What I Want You to Know About My 'Stable' Mental Illness
What does it mean to have reached a place of relatively stable mental illness?
• What is Bipolar disorder?
On the outside, in my life with bipolar 2 disorder with ultradian cycling (basically, mood cycling multiple times in a day) and generalized anxiety, it means getting a lot of, “You’re doing so much better,” from other people.
While this is true — I’ve grown a lot in the past year from the mental wreck I had been for several years (my words, not anyone else’s) — I always feel strange when I hear that phrase and its variants. On one hand, I’m proud people can recognize the work I’ve put into myself, a mirror that shows that my own summations about myself are true (because I still have trouble trusting my own views on myself). It’s also nice to have verification that my current medication is working better for me than my previous cocktail.
But, on the other hand, it makes me wonder how “bad” I seemed to other people, what people said about me to each other and if I have been too vocal about my disorders. It makes me feel shame I still don’t quite understand. For as much as I understand and tell other people that the brain is an organ and can get sick like any other part of the body, there is still the conditioned response to hide my suffering and embarrassment that I am struggling at all. Hearing that phrase from the people closest to me, those I have allowed myself to be the rawest with, has a more muted effect. But, from other people, it feels downright weird.
What is it like on the inside? Here, I’m going to ask you to use your imagination.
Imagine that, every day, you have to push a little boat, your little boat of life, out to sea. The horizon is clear in the distance, always waiting for me to reach for. Some days it’s easier to push the boat out than others, but you always get it out there onto the water. When you’re on the water, wind blowing into the sails, you go about the business of living your life, leaving your little shore behind. The water is usually relatively calm. Sure, there are ups and downs, the mood of the sea changing as it wishes, but not too much for me and my little lifeboat to handle. I can navigate the sea, doing what I need to do, taking a nap in my boat if the sea gets a little too rough, before finding the next little bit of sandy shore in the evening to rest. This is most days.
But then there are the days when thunderheads crowd your view of the horizon and it feels like it’s made of lead. But you have to push the boat out, right? You can’t give up just because things are harder today… right?
Eventually, you do get the boat in the water and climb in, but the tempest has been waiting for you and the sea is unforgiving. No matter how good you’ve become at navigating, at handling the ways of your ocean, there is no sun to show your direction and the waves crash against you until panic or anger threatens to drag you overboard. What are you supposed to do first, with your skin sensitive and raw from the salt and surf: bail water, keep yourself from being thrown overboard, keep the wind from tearing out your sails or steer the boat?

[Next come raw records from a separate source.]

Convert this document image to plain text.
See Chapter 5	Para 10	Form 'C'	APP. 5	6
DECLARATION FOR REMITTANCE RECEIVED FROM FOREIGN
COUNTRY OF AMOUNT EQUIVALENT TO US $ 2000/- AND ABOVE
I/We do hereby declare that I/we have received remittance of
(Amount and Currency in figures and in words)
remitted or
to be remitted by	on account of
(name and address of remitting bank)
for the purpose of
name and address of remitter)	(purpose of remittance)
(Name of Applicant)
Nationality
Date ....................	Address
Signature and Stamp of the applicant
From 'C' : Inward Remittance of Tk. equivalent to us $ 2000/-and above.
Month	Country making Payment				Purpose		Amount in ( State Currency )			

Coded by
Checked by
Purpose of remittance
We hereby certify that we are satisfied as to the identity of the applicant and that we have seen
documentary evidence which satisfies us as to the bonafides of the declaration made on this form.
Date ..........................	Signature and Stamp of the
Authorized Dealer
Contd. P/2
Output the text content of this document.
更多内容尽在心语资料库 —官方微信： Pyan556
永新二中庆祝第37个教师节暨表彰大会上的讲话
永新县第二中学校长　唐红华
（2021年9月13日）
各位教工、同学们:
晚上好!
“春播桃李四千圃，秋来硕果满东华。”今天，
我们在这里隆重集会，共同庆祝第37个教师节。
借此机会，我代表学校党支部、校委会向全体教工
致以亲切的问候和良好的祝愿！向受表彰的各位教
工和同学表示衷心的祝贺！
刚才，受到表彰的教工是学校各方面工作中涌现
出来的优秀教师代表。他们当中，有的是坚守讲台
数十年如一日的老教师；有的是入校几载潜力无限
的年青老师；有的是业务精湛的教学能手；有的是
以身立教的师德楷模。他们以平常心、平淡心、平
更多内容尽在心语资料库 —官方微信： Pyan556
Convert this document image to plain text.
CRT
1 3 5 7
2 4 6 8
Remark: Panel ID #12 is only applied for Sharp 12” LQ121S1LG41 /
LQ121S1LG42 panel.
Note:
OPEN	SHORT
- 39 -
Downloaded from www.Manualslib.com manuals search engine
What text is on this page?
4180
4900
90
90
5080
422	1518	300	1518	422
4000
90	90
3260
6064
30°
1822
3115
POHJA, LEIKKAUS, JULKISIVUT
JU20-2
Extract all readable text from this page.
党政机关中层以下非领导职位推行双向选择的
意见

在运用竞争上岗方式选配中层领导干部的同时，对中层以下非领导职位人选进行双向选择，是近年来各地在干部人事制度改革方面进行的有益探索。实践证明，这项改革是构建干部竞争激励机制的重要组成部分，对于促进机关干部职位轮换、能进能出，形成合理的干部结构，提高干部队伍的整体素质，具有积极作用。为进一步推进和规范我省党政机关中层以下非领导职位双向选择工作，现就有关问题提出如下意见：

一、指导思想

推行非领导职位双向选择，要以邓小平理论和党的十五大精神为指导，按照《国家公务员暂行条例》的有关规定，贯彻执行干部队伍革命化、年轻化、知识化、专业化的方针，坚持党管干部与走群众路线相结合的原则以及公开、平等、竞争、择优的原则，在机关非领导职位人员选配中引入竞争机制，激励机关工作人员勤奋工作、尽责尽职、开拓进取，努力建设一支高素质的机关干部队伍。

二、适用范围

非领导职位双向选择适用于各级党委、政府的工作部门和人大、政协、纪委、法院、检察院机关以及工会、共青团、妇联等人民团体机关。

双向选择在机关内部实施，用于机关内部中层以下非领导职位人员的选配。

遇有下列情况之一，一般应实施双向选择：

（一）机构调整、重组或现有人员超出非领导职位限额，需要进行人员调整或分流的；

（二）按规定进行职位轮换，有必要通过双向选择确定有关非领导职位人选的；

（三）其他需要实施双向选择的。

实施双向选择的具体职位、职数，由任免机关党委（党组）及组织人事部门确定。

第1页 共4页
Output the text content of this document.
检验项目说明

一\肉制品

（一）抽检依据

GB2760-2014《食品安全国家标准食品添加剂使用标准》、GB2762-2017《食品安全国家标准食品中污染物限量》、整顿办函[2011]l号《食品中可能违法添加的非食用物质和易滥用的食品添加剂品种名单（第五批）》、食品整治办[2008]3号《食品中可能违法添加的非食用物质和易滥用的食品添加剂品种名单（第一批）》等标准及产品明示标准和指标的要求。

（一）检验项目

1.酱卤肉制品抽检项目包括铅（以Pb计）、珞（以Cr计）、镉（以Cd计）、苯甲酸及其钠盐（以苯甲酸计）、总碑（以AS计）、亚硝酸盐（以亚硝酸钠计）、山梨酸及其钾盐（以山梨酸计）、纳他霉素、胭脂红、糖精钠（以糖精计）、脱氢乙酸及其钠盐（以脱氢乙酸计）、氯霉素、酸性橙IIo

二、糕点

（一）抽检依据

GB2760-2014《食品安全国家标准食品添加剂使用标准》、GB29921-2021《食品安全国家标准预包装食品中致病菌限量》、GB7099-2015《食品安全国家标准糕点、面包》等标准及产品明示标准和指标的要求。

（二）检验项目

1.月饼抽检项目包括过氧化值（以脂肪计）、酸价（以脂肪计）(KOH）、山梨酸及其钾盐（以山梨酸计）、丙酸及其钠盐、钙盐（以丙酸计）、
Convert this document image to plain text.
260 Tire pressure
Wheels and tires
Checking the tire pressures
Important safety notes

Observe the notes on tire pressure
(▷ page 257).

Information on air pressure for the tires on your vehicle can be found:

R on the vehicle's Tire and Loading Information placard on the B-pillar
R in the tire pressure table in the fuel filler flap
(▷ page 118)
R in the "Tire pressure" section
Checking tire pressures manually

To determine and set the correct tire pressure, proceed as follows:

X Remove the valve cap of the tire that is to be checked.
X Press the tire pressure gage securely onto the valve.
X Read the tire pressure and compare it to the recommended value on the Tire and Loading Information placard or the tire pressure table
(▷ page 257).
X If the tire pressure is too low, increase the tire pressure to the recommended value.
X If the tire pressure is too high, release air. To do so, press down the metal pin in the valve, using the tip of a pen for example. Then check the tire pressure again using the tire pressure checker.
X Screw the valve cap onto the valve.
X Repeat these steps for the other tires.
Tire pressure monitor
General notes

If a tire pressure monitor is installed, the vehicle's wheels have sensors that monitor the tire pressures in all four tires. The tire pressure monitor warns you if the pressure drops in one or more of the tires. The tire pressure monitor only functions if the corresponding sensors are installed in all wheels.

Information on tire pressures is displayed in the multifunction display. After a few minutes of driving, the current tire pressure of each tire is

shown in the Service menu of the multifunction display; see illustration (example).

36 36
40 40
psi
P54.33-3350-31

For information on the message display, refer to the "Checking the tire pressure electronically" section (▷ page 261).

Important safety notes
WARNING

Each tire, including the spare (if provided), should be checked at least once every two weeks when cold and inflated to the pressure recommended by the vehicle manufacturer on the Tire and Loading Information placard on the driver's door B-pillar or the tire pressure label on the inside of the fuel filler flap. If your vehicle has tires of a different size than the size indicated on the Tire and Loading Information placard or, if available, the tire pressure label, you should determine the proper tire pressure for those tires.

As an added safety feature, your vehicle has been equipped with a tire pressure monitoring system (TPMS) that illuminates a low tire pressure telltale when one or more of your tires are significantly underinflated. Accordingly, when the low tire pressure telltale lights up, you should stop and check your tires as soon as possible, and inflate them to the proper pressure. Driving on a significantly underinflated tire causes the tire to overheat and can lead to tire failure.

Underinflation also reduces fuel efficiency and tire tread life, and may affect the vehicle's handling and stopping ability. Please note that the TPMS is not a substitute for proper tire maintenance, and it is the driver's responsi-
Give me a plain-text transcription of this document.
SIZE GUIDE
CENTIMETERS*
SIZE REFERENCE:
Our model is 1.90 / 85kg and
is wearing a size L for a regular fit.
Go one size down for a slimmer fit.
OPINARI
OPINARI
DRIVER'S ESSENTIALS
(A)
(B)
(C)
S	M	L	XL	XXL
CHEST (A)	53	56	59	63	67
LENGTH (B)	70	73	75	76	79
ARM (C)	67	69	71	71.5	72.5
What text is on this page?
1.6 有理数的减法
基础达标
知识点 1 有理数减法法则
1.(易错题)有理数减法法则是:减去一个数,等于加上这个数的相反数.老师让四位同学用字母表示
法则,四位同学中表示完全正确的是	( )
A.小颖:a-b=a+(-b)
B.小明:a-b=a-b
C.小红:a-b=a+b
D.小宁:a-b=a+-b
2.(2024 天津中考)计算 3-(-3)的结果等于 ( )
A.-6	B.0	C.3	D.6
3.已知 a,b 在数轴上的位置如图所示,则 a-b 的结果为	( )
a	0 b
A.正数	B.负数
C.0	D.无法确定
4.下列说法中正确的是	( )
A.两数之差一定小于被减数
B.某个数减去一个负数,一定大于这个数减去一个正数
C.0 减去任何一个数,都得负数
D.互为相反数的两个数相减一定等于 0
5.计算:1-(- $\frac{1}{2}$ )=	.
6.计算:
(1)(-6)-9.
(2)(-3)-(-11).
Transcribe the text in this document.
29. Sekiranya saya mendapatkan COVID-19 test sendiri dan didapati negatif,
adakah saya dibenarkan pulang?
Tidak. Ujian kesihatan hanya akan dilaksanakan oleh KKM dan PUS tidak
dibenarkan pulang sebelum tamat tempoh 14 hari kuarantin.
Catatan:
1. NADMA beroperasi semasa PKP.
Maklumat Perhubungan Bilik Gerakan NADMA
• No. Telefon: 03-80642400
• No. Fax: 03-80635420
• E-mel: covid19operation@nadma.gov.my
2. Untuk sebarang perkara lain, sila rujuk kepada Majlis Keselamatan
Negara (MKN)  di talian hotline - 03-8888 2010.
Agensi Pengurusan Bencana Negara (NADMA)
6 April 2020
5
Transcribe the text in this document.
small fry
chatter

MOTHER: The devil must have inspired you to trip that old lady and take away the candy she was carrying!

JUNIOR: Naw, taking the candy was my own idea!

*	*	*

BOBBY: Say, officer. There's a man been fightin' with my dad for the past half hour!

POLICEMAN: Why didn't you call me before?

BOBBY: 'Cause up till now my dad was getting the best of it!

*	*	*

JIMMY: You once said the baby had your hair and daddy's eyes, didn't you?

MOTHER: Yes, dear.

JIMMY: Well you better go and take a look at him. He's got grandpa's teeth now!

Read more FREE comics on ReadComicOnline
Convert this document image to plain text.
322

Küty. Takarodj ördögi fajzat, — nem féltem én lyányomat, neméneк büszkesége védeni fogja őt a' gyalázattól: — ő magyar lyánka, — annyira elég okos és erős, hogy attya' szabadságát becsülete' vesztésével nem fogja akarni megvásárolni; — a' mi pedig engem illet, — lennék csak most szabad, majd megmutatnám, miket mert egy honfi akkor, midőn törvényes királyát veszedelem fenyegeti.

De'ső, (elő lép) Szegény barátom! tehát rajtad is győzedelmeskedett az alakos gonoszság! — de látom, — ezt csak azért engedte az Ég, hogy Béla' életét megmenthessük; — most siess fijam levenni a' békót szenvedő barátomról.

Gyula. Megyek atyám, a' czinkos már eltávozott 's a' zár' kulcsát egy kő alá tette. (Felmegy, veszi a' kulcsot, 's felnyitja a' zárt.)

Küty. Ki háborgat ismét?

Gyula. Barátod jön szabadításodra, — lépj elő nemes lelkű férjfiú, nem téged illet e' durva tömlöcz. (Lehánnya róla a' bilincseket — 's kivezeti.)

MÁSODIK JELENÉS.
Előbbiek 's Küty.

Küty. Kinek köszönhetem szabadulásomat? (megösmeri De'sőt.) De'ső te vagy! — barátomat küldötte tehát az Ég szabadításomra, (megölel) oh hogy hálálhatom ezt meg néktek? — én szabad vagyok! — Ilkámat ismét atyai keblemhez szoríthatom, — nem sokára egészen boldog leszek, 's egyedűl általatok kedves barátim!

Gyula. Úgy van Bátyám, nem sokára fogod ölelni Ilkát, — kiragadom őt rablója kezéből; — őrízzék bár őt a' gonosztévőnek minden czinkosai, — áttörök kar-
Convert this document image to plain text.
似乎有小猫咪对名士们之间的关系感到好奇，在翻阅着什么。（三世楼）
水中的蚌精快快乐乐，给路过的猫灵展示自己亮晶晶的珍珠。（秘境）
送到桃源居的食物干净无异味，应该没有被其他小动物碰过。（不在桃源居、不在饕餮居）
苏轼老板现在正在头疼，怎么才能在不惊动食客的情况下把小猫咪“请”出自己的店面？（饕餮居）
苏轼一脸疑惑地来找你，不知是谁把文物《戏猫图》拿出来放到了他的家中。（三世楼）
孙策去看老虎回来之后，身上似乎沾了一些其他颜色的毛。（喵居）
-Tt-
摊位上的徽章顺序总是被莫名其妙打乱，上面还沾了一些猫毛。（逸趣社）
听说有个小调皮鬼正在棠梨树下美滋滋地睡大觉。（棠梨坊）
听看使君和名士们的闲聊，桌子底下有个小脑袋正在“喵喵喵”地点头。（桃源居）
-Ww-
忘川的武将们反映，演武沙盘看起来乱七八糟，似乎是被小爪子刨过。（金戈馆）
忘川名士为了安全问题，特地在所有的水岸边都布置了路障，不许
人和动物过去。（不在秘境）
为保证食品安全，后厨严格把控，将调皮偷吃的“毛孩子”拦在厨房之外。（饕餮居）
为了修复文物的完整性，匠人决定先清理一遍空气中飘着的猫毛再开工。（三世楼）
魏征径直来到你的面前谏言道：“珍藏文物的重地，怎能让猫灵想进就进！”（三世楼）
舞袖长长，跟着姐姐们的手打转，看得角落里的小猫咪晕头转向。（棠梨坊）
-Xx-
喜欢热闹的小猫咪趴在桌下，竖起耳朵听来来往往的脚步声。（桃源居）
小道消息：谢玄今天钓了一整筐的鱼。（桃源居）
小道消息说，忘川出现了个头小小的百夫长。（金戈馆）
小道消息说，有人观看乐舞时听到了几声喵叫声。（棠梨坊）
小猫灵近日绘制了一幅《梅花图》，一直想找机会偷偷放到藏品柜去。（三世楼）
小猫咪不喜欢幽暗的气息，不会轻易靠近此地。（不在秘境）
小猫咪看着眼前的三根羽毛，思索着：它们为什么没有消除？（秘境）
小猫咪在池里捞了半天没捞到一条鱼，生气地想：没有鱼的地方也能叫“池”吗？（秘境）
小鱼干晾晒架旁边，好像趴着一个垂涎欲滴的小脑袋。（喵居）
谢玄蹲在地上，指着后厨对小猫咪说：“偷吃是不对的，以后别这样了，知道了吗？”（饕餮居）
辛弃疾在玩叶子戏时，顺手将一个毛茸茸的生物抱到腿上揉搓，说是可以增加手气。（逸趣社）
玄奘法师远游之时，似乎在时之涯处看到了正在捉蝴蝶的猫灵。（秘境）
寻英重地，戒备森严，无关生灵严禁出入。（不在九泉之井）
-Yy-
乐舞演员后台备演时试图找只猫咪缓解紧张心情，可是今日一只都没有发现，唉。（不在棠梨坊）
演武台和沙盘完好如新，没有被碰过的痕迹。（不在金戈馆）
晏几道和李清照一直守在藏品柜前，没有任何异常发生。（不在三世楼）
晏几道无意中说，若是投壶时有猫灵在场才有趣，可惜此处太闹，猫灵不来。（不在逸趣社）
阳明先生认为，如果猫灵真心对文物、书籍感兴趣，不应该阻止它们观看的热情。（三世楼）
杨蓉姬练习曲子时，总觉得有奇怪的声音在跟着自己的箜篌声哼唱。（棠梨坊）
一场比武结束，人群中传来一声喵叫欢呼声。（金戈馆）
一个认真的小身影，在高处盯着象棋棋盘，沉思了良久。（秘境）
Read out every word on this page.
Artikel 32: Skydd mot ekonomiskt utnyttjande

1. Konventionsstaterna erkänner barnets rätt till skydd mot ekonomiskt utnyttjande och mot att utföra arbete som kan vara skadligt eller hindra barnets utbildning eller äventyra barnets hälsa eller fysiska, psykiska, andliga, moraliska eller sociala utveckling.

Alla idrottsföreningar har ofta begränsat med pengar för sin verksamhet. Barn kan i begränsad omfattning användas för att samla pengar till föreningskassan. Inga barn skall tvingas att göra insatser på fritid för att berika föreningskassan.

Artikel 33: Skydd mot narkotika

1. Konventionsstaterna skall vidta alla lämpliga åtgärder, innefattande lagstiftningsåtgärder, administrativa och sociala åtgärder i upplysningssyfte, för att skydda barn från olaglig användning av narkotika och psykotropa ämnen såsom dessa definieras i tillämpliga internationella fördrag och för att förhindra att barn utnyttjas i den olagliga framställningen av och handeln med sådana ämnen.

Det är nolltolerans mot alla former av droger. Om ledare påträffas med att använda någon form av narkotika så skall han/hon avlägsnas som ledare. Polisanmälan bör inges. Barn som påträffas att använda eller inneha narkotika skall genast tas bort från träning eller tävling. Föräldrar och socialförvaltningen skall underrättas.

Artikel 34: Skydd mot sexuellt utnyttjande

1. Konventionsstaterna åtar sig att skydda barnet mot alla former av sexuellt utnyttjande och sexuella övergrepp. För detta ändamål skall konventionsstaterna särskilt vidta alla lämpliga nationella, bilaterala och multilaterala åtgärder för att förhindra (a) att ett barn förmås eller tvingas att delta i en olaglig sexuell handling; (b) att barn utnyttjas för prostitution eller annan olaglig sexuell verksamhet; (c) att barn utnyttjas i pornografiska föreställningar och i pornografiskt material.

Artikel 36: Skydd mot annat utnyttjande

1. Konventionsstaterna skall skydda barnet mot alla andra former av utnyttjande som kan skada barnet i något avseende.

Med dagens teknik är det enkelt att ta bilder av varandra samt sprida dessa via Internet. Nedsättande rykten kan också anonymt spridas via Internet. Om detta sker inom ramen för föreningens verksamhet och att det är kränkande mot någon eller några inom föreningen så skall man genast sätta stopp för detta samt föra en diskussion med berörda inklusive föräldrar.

Then a dramatic change: the sea goes flat and the wind dies, leaving your boat stagnant in the water without any wind in your sails to move you forward. The rain that has been waiting pours, too heavy to see past your nose, and you’re so tired, so very tired. You try to row, but the rain pins you down, and you can barely lift your arms. All you can do is sit there and wait for the rain to stop. This cycle repeats itself throughout your day, tempest and torrential rain until, utterly raw, you find a small bit of shore to land your boat. Is it the same shore you left this morning? Did you make any progress? Were you sent back further than you had sailed the day before? But, even exhausted, it takes forever for rest to come, if it comes at all. All you can do is hope that the next day will be kinder than today. For, over time, that is the driving force for continuing at all: hope for a better tomorrow.
Through medication, support, a lot of self-introspection and self-care, I have become more stable. Most days, though they are still exhausting, though I still must fight, I can put my boat out on the sea, keep sailing towards the future I am working for and enjoy living along the way. Even waking up every morning, every single blessed morning, with anxiety settled firmly in my chest, I’m still alive (this month is the two year anniversary of trying to end my life) and I can still put my feet on the floor. Most days, even when the anxiety becomes depression, I can still find things to be happy about and reasons to keep moving. Some days, the kind days, I can just be happy and enjoy the successes I’ve done and feel excitement for the future. I can love my husband and my dog with my whole heart. I can find things to be grateful for.
There are still those days, though they are thankfully less frequent, that come with no warning at all, where the anxiety (my manifestation of hypomania) utterly crushes me, leaving me restless, irritable, angry and sometimes panicked. Then the switch flips and the depression settles in like my bones are made of lead, leaving me lying in bed, crying, wishing it would stop. There’s no telling how many times I will cycle on those days and, even lying in bed at night, I cannot make my mind stop enough to sleep. When I do, I have to leave the light on.
With all that, even on those days, I still have to live my life, fulfill my responsibilities and keep my little boat going.